Is your MFT ready for FATCA

MFT ready
MFT ready

UPDATED 11/12/18

This is a great time to discuss a transformative tax legislation affecting Americans with foreign assets. Correspondingly, banks and governments around the world: the Foreign Account Tax Compliant Act or FATCA. The law affects how financial institutions report holdings to the IRS and MFT will be a core enabler for doing so.

In this Q&A, Shalom Lewis, Director, Customer Success, Axway, shared his thoughts on what financial institutions need to know to ensure FATCA compliance.

MFT ready

  1. What is FATCA?

Passed in 2010, FATCA is a law that requires foreign financial institutions and governments to report information about U.S. taxpayers who have holdings in their countries, for tax to be applied to those holdings. As an incentive, the federal government will provide foreign governments reciprocal information on foreigners with accounts in the U.S. The U.S. has also stated it will penalize foreign banks that do not comply by withholding funds on their operations here

2. What are important dates related to FATCA that organizations should know about?

The first year of required reporting was 2014, meaning that all foreign institutions have to register with the IRS this year. Most organizations then have to submit taxpayer data to the IRS by March 31st. The remaining institutions were required to submit account data by September 30, 2015.

3. Which kinds of organizations are affected by this legislation?

This legislation primarily affects organizations in the financial sector. This includes banking institutions and investment companies, and foreign governments. But the legislation is ultimately relevant to any organization that can maintain financial holdings.

4. Are there any particular technology requirements organizations need to meet in order to be able to submit their data to the IRS?

The IRS has built a system called the International Data Exchange Service, which allows financial institutions and host country tax authorities to access and transmit data securely in an encrypted format.

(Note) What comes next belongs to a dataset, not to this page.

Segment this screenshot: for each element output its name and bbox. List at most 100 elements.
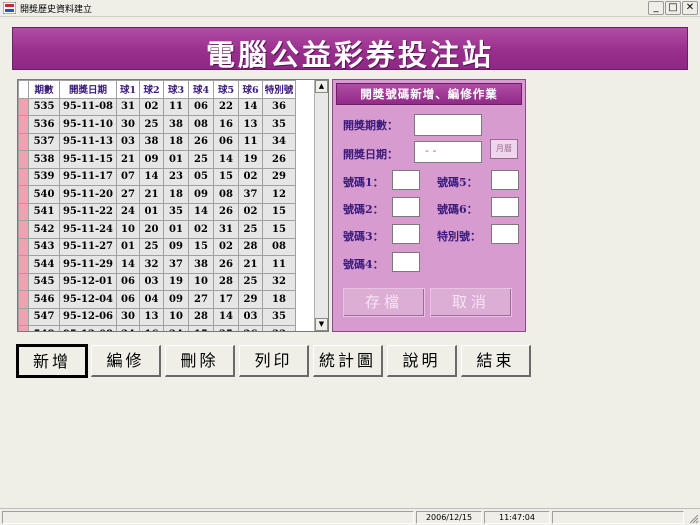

Once institutions are enrolled in the system they are able to upload files allowing encrypted account information to be shared on a secure pathway. This system then notifies the receiving entity, in this case, the IRS, that content has been uploaded, allowing the IRS to log in, decrypt and review the files.

Guidelines

Organizations can follow guidelines presented from the IRS showing detailed instructions on encryption, compression and delivery. After following the guidelines, the IRS gives organizations opportunities to test out the system.

5) How can the use of MFT help organizations?

The system allows for two different approaches to uploading data: a web interface and secure file transfer. Using secure file transfer or MFT can help institutions, particularly larger firms.  This saves significant time by efficiently automating the upload and sending process, even for large amounts of data, all while ensuring governance mandates are met. The list of accepted file transfer clients, including Axway Secure Client, can be found in the System Availability section of the user guide.

6) Are there any other key considerations for organizations?

As you can expect with filing periods that have strict deadlines, traffic has the potential to increase as the deadline approaches resulting in time delays on the sender’s server. Here, file transfer technology can help as it is capable of meeting high demand during peak traffic periods.

Additionally…

Additionally, the IRS website has addressed and listed specific protocols and products that are capable of connecting to its system. Organizations should ensure they have met all the encryption requirements and security regulations by purchasing a certificate from an approved authority and testing the upload process.